Financial statements indicate that Kyivstar has prioritized significant net acquisitions, such as the $165 million outflow in 2026Q1, over direct shareholder distributions, suggesting a strategy focused on inorganic growth or ecosystem expansion despite the prevailing geopolitical risks to the core business.

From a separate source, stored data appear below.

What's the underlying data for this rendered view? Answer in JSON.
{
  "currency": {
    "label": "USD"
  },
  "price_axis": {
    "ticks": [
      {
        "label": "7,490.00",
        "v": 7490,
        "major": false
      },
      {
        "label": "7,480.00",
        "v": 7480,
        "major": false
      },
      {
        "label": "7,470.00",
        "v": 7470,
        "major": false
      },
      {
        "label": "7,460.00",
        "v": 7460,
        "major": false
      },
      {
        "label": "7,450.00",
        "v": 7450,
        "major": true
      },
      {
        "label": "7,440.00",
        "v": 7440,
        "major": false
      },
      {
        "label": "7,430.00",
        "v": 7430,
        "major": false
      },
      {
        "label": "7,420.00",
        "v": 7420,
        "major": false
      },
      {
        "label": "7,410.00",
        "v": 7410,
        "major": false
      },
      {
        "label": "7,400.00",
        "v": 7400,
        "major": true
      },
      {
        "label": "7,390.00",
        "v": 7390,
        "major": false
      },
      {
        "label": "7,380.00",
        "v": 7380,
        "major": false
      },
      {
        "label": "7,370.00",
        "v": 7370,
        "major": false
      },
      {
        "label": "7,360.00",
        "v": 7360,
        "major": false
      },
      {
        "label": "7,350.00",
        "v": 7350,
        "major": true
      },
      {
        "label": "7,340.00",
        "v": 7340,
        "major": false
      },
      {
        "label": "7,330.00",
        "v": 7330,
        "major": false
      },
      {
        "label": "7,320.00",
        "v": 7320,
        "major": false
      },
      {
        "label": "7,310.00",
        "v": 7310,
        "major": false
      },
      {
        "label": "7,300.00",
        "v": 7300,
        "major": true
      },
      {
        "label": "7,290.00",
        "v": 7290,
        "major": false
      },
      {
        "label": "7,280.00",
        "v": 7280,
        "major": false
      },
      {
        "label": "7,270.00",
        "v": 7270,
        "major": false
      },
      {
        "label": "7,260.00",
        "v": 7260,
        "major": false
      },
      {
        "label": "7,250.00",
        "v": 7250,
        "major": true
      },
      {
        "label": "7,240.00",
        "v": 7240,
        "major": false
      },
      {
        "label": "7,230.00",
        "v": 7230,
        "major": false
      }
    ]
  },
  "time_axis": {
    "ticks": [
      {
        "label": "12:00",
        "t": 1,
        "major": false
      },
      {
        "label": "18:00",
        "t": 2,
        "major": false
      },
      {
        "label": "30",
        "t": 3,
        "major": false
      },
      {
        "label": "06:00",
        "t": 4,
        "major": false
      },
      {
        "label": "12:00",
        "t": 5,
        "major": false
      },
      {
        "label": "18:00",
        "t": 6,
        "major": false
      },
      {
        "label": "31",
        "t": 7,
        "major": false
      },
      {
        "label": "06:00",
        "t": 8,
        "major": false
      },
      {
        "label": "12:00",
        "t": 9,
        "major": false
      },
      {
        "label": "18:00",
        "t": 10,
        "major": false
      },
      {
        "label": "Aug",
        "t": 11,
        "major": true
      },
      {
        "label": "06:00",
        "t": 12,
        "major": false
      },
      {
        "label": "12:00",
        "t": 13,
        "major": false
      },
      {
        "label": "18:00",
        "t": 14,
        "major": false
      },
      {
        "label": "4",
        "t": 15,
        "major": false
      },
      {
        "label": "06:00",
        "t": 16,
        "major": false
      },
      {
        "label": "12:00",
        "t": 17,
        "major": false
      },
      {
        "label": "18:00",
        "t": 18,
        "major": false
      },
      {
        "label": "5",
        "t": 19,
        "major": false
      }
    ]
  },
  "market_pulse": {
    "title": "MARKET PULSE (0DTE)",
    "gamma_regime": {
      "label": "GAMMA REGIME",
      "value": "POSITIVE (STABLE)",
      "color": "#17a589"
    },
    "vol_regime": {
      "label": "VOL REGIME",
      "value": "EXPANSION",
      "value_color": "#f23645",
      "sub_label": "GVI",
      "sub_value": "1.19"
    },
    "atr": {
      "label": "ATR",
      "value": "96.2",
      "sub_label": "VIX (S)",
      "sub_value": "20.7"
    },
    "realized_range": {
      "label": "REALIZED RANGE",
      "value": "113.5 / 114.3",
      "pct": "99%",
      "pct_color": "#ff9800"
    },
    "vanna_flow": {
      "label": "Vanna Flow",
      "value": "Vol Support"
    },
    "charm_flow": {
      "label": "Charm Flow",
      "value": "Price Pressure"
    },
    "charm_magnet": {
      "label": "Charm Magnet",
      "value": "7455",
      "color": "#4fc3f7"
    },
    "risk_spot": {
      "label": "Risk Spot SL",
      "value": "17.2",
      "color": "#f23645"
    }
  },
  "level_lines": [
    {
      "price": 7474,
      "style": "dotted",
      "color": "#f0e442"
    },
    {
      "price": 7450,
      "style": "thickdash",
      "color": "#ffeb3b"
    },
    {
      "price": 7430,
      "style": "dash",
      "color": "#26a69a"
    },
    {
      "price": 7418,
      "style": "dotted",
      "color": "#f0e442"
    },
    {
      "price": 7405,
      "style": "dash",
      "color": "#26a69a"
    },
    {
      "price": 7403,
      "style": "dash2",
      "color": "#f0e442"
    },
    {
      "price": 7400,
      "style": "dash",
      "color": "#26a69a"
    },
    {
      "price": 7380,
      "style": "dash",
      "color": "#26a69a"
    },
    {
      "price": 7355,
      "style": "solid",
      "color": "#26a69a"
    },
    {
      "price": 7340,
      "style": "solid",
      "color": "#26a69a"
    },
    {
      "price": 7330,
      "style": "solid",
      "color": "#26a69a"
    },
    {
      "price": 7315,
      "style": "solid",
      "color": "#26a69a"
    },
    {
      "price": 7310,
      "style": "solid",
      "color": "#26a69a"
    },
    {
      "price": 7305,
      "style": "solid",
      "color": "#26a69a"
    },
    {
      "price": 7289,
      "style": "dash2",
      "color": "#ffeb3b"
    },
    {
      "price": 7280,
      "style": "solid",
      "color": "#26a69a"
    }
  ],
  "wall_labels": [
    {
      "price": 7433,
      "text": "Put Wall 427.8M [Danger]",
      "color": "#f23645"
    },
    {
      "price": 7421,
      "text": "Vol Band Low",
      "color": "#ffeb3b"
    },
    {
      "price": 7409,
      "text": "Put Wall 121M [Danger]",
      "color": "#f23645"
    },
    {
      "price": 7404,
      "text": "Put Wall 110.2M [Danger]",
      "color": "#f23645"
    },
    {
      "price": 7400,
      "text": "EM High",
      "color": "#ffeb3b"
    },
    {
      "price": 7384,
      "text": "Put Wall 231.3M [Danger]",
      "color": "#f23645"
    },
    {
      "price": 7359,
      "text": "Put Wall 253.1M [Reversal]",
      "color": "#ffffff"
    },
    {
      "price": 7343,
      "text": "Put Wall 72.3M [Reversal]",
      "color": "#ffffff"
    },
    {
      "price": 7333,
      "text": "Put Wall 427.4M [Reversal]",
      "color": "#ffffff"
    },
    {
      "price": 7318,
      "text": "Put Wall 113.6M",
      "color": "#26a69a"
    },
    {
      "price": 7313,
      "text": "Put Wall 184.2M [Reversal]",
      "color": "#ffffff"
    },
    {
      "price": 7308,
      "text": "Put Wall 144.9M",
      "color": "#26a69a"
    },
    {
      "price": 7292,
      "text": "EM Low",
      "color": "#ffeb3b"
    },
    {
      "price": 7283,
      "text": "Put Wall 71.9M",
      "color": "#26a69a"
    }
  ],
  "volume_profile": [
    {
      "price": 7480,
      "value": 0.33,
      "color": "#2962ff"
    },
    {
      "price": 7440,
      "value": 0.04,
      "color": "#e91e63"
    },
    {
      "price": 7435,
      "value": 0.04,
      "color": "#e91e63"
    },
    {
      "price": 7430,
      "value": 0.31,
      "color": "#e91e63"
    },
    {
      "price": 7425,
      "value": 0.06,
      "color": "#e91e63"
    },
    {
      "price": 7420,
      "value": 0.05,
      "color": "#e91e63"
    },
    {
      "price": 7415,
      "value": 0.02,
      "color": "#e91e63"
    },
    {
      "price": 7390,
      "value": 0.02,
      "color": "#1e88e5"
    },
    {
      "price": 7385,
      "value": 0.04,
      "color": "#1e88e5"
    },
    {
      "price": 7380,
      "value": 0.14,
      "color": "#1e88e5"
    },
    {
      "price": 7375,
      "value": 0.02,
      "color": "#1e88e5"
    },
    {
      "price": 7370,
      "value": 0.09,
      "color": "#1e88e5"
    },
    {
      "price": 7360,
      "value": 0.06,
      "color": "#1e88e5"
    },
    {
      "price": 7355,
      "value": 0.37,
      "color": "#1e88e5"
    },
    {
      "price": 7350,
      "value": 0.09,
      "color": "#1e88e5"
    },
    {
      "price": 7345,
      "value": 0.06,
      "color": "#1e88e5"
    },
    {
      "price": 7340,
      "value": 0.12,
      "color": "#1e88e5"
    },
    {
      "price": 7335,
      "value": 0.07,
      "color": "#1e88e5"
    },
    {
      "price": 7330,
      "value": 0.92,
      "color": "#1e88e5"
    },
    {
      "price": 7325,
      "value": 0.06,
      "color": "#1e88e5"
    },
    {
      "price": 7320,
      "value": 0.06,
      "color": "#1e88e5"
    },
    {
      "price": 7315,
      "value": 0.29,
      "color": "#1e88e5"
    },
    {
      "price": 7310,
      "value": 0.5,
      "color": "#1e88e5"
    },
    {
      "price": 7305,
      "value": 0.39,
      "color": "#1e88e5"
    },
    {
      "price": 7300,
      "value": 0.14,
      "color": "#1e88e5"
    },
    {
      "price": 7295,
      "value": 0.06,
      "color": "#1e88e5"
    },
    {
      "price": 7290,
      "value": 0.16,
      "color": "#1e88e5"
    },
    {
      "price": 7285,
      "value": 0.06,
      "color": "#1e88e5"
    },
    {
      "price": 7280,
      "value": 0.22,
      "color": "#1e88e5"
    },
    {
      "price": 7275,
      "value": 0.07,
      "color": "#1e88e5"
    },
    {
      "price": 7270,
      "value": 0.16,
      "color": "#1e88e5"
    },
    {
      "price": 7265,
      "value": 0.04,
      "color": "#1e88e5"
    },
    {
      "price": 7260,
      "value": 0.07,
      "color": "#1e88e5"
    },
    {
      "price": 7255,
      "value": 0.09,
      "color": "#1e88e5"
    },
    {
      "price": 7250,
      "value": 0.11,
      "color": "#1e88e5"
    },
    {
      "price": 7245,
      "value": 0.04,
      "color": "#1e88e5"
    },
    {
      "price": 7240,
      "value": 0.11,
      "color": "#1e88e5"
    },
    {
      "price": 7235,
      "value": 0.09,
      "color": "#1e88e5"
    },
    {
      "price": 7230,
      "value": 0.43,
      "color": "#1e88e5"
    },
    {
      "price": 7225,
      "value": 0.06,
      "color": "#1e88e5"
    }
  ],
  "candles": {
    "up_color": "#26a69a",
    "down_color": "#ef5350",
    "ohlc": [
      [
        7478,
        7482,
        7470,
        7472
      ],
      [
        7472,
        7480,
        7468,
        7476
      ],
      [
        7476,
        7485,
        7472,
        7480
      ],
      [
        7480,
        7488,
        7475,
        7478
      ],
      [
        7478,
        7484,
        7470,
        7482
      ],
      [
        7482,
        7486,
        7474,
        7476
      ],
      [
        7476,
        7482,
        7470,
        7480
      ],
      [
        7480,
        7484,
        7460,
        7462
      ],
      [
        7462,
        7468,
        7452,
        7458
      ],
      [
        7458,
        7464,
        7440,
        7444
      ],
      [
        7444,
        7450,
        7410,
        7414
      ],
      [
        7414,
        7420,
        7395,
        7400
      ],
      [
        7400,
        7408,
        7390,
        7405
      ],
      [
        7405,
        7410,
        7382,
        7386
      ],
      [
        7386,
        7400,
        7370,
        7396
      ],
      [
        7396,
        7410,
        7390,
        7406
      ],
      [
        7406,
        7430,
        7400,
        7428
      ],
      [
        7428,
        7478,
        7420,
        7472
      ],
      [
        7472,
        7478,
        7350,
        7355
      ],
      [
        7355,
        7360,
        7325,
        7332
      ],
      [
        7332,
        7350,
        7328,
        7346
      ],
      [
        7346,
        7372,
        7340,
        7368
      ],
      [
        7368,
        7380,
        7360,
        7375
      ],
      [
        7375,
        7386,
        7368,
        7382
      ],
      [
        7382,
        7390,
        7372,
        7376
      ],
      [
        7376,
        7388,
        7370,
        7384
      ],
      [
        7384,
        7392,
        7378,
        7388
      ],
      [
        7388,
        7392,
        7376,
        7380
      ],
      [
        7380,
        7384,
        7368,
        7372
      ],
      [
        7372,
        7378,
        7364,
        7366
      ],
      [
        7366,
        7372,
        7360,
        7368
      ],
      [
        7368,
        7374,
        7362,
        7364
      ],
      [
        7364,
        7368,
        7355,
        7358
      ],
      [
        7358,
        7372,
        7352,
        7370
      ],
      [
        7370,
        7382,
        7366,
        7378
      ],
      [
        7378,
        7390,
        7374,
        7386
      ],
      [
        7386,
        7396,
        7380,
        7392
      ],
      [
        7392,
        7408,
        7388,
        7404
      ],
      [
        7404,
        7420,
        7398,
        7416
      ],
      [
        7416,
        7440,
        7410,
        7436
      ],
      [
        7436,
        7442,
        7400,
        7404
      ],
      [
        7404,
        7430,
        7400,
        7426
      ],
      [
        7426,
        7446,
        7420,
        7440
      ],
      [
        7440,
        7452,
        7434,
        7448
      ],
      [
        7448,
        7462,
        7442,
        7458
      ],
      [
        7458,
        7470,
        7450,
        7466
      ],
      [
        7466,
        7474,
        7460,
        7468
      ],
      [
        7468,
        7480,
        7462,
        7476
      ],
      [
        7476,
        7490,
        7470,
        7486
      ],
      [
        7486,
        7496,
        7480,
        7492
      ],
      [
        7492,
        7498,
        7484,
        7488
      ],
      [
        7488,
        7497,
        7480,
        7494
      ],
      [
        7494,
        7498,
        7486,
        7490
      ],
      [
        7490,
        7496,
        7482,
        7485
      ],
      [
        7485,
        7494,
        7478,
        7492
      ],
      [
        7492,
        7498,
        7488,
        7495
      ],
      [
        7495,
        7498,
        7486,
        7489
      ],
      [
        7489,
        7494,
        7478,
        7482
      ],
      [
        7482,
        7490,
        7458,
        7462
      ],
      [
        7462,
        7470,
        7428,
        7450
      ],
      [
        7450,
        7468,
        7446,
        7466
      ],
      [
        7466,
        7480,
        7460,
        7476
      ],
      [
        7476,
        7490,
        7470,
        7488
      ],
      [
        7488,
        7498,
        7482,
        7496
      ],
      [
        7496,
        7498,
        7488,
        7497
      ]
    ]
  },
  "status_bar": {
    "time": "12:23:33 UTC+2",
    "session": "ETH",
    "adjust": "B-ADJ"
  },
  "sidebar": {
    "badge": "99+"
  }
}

The deployment of cash into acquisitions rather than dividends or debt reduction appears to be a deliberate attempt to diversify the revenue base through digital services. However, the lack of clarity regarding the long-term return on these investments necessitates caution, as the company's cash reserves may be increasingly tied up in illiquid assets.
Quick answers to the most common questions about buying KYIV stock.
Kyivstar Group Ltd. Common Shares (KYIV) generated $558.0M in net cash from operating activities in 2025. This reflects the cash generated directly from core business operations.
Kyivstar Group Ltd. Common Shares (KYIV) generated $311.0M in free cash flow in 2025. Free cash flow is the cash left over after capital expenditures, which can be used to pay dividends, repurchase shares, or pay down debt.
Kyivstar Group Ltd. Common Shares (KYIV) spent $333.0M on capital expenditures in 2025. CapEx represents the cash invested in physical assets like property, plant, and equipment to maintain or grow the business.